Stay credit-ready for life goals, emergencies
Note that building your credit score takes time, usually several months. In case you find out your credit score is low when you need to borrow, making you intelligible for a loan, there will not be much you’d be able to do at that point in time. This can have a detrimental impact and lead to a crisis in case of a financial emergency. For life goals like buying a home, for which taking a home loan is a necessity for most of us, a poor credit score can derail your plans. But if you check your credit score at regular intervals and take measures to maintain strong credit health, accessing credit seamlessly when you need it or to achieve your life goals can be easy.
With several cases of identity theft being reported lately, it has become even more vital to monitor your report regularly. Fraudsters may use your personal data, like the Permanent Account Number (PAN), to attempt to access credit.
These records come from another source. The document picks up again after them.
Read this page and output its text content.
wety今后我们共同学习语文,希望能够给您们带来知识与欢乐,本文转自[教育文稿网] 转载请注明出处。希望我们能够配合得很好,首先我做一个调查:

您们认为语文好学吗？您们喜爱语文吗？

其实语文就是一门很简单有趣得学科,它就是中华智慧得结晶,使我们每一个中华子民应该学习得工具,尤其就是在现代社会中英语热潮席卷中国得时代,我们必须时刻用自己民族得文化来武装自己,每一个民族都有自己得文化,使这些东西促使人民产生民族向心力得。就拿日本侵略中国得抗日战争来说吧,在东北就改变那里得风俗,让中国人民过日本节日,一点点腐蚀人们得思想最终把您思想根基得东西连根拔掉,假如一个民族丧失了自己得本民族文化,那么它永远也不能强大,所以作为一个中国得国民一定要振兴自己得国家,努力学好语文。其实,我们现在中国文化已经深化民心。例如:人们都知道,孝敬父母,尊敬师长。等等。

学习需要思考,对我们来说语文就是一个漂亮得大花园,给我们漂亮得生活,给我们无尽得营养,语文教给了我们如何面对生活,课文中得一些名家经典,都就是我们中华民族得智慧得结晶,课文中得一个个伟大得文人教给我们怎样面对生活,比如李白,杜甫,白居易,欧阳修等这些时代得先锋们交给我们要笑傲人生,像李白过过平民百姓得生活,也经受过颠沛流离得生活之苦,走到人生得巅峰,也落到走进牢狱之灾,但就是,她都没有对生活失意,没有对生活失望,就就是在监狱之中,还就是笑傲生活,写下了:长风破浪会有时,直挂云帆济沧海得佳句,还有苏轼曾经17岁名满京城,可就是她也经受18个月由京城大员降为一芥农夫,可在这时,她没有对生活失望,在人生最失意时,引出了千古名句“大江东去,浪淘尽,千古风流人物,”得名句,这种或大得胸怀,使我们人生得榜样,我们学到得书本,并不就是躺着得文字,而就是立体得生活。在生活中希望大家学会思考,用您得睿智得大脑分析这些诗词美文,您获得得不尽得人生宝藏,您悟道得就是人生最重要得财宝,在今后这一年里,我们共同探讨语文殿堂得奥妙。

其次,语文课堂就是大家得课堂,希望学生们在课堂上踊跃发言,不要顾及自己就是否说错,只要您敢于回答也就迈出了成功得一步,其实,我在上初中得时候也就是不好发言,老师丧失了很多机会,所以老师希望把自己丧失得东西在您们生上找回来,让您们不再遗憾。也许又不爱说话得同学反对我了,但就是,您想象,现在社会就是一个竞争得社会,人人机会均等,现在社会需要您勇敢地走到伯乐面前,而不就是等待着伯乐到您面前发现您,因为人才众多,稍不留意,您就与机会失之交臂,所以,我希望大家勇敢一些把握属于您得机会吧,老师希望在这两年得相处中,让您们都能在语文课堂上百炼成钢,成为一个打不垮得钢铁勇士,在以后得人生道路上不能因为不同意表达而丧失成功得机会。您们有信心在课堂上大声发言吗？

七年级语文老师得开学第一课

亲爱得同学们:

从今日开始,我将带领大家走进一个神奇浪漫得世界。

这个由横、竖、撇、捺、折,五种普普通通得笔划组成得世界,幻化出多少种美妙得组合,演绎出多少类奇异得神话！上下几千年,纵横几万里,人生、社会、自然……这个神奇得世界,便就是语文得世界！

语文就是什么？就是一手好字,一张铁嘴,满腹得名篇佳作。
If you have a habit of checking your credit report regularly, particularly your accounts section which lists all your active credit accounts, you can detect any fraud early and raise a dispute with a credit bureau. The process of raising a dispute may vary from one bureau to another, but a general procedure would be to log in to your account on the bureau’s website, go to the dispute resolution section and raise the dispute.
Credit reports are generated by credit bureaus based on the information provided by lender banks, non-banking financial companies (NBFCs) and credit card issuers. Sometimes, because of clerical errors, wrong information may enter your credit report, like someone else’s loan accounts reflected in yours. These errors can impact your credit score and also reduce your creditworthiness. The only way to spot such errors is to thoroughly check your credit report at regular intervals. You must ensure that all the information is accurate and, if not, you must get it corrected by raising a complaint with the bureau.
We may think just paying our credit card bills and equated monthly instalments (EMIs) on time may be enough to maintain a strong credit score. But how much of the credit available to us do we use regularly is also a factor that can impact your credit score. This is measured through Credit Utilisation Ratio or CUR. So, if you are maxing out your credit cards frequently, it may affect your credit score negatively as it reflects a lifestyle dependent on credit. Ideally, you should keep your CUR below 50%. By actively monitoring your credit score, you can check if a high CUR is impacting your score. To lower your CUR, you have the option to either use less credit or request your credit card issuer to increase the credit limit. Alternatively, you can also apply for a new credit card to increase the overall credit limit available to you.